PARTURIENTAS. Como curiosidades o extrañezas podemos añadir que, fuera de nuestro territorio, la torrija –tal y como la llaman– era un alimento que se ofrecía a las recién paridas, a modo de reconstituyente. Incluso era costumbre normalizada aportar la leche de sus pechos para la elaboración, ya que se tenía como la más adecuada y saludable para su estado convaleciente. También, pensando en la pronta recuperación de la parturienta, las tostadas se ofrecían con vino.

VINO. Algo similar sucedía en los caseríos vascos. No había nada más característico de la última noche de Carnaval, la del martes precedente al Miércoles de Ceniza, que la cena a base de patas y orejas, culminada con una buena fuente de sabrosas tostadas, todo ello bien regado con ansiado vino, uno de los pocos días del año en los que, por lo exiguo de las economías familiares, se podía consumir.
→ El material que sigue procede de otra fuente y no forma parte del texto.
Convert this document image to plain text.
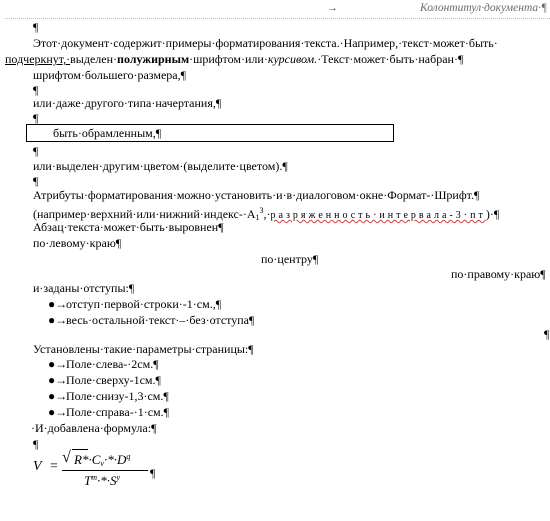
→	Колонтитул·документа·¶
¶
Этот·документ·содержит·примеры·форматирования·текста.·Например,·текст·может·быть·
подчеркнут,·выделен·полужирным·шрифтом·или·курсивом.·Текст·может·быть·набран·¶
шрифтом·большего·размера,¶
¶
или·даже·другого·типа·начертания,¶
¶
быть·обрамленным,¶
¶
или·выделен·другим·цветом·(выделите·цветом).¶
¶
Атрибуты·форматирования·можно·установить·и·в·диалоговом·окне·Формат-·Шрифт.¶
$(например\cdot верхний\cdot или\cdot нижний\cdot индекс-\cdot А_1^3,\cdot разряженность\cdot интервала-3\cdot пт)\cdot\P$
Абзац·текста·может·быть·выровнен¶
по·левому·краю¶
по·центру¶
по·правому·краю¶
и·заданы·отступы:¶
●→отступ·первой·строки·-1·см.,¶
●→весь·остальной·текст·–·без·отступа¶
¶
Установлены·такие·параметры·страницы:¶
●→Поле·слева-·2см.¶
●→Поле·сверху-1см.¶
●→Поле·снизу-1,3·см.¶
●→Поле·справа-·1·см.¶
·И·добавлена·формула:¶
¶
V =
√ $R*\cdot C_v\cdot*\cdot D^q$
$T^m\cdot*\cdot S^y$ ¶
Con qué poco se sentían inmensamente plenos…

Cuándo aprenderemos que la felicidad de la persona la otorga la conformidad con lo poco, porque el exceso no acarrea más que insatisfacción y ansiedad… Sed felices.

A mi amigo Andoni del Río (Arrankudiaga), en el día de su cumpleaños, pues fue él quien me pidió que publicase unas notas sobre las tostadas. Por los “txirlis, mirlis y zorroklonkos” compartidos y por la fuerte amistad que nos une. Que sea por muchos años más.

El parto de la Vijanera

Cuando en un tema de investigación no tenemos datos lo suficientemente sólidos como para salir de la más peregrina especulación, lo ideal es contrastar el fenómeno que nos interesa con otros similares y así, por simple comparación, dilucidar algunas carencias del primero o proponer algunas nuevas interpretaciones.

Con esa intención, la de enriquecer el conocimiento de los carnavales y ritos de invierno de nuestra geografía vasca, viajé hasta Silió (Cantabria, entre Torrelavega y Reinosa) a visitar la Vijanera, una sobrecogedora mascarada rural que pasa por ser uno de los más madrugadores carnavales —el primer domingo de enero— de los que se celebran en Europa.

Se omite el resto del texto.